И сказано обо всем этом словами этими в Книгах Священного Писания: Берейшит, иначе Бытие, Тегилим, иначе Псалтырь, в Книге Иова, в книге Коран, в толкованиях мудрецов Мишны и в великой книге Зогар, что значит «Сияние», а для сведущих – «Опасное Сияние». И разумеющие их воссияют, как сияние небосвода, а приводящие к праведности многих – как звезды в вечности века…
Магнолии горели неохотно.
Дом, в полотнищах черного дыма, не желал сдаваться. Все эти старинные гобелены, посуда из серебра и фарфора, все эти ткани и резное дерево, дубовые балки и расписная известь потолков – все это сопротивлялось огню, как умело, и розовый мрамор садовых статуй давно уже сделался черным от копоти.
Сотни витых свечей – белых на будни и ароматических праздничных – горели одновременно, и в гостиной, и в столовой, и в спальнях, и в кладовой, горели как ни в чем не бывало, как будто не рушились потолки и не падали люстры, как будто не погибали в огне кипарисы, как будто кому-то хотелось света, много света – и сразу…
На коробку с коллекцией шлифованных линз наступили сапогом.

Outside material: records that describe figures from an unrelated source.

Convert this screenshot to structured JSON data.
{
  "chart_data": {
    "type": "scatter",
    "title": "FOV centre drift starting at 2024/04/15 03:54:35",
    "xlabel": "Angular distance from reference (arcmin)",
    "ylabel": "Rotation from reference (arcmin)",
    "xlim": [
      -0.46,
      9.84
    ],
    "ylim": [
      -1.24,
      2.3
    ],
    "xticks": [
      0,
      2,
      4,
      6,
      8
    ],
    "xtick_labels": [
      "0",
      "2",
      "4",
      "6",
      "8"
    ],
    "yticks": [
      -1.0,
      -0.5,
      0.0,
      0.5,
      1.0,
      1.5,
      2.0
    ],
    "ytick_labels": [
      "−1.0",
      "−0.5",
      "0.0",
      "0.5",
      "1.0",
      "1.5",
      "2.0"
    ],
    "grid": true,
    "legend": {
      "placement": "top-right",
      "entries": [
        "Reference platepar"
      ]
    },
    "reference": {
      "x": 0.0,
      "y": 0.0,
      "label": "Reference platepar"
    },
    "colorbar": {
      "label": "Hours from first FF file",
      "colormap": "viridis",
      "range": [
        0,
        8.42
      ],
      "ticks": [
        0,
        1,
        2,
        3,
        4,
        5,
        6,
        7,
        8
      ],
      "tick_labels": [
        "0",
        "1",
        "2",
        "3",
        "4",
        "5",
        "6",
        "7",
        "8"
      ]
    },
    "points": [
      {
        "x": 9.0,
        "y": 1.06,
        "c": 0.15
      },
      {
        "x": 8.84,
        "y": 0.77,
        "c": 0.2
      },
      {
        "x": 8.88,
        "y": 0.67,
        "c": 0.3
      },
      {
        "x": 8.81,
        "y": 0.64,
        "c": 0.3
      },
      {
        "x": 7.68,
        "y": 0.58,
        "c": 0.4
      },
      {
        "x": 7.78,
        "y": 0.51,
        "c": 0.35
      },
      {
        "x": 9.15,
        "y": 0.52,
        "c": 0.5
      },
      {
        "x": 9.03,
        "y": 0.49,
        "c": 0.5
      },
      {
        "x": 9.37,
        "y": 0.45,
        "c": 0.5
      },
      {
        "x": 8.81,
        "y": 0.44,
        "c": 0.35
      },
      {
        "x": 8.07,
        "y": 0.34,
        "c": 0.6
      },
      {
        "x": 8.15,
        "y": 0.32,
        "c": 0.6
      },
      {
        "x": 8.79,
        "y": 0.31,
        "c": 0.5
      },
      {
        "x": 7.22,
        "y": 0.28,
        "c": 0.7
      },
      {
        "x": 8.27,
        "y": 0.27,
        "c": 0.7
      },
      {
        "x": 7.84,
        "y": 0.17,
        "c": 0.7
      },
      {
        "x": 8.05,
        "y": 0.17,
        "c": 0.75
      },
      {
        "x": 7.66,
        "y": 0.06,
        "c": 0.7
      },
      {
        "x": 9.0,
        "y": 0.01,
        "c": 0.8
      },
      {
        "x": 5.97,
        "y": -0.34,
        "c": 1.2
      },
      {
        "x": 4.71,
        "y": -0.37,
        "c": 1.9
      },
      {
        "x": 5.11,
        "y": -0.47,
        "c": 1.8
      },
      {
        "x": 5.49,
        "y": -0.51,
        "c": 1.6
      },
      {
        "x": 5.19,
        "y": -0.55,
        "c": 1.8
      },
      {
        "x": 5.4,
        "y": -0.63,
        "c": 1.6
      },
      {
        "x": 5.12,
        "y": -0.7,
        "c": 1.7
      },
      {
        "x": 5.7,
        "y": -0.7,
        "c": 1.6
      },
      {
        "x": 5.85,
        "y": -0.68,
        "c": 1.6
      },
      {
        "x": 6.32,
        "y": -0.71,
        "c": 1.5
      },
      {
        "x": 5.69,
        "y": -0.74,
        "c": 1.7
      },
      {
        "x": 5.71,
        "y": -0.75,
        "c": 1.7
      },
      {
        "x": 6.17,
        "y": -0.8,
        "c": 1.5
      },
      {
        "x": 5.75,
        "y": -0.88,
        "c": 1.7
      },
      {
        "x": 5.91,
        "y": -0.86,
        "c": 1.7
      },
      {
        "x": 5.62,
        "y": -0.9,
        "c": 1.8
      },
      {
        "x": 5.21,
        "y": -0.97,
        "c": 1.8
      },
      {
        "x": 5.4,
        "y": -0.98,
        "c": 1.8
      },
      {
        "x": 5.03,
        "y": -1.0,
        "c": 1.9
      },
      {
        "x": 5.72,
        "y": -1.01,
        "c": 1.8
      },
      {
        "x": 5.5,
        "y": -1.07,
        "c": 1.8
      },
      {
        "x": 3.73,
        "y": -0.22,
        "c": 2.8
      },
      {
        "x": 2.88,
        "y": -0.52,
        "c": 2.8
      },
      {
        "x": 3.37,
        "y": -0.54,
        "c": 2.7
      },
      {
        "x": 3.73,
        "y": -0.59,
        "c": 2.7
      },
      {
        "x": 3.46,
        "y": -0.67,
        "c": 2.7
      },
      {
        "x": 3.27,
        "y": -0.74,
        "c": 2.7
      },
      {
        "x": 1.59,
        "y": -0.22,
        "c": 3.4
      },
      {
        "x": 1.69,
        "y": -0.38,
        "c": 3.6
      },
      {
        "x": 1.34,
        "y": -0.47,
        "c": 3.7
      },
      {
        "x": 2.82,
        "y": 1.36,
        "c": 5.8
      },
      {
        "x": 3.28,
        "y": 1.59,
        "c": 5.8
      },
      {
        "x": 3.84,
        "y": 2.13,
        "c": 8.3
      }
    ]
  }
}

Собаку убили. Кошки разбежались. Улетела ручная сова, а белые мыши так и остались в доме.
Горит трава. В огне корчится неведомый и невидимый мир, тысячами умирают жуки и личинки, рушатся подземные дворцы.
Розовый мрамор. Жирная копоть. На крыльце – беспорядочно сваленные книги, ветер листает их, ветер торопливо просматривает, прежде чем передать огню.
Поперек усыпанной гравием дорожки лежит грузное тело тети. А там – дальше – бабушка, а няню куда-то волокут, выкручивая тонкие, в медных браслетах, руки…
И за сотни верст вокруг нет ни одного мужчины.
Ни одного; только потные гиены в стальных рубахах, несколько женщин, уже мертвых или все еще обреченных, горящие магнолии – и он, задумавший обороняться шелковым сачком для ловли бабочек.
Он не боится ни боли, ни позора. За двенадцать прожитых лет он так и не узнал ни того, ни другого. Всей его боли было – пчелиное жало в ладони, всего позора – мокрая простыня в раннем детстве.
Но тетя лежит поперек дорожки, и бабушка не замечает искр, падающих на обнаженное предплечье, и няня уже не кричит. И догорают магнолии – неохотно, но догорают…
О нем вспомнили. Сразу несколько рыл обернулось в его сторону, в редких бородах блеснули белые зубы. Кто-то, временно оставив награбленное, двинулся к нему – как бы небрежно, как бы привычно, как бы мимоходом, потому что всего и дела-то, что сгрести за шиворот обомлевшего от страха мальчишку, щенка, не сумевшего спасти даже свою белую мышку.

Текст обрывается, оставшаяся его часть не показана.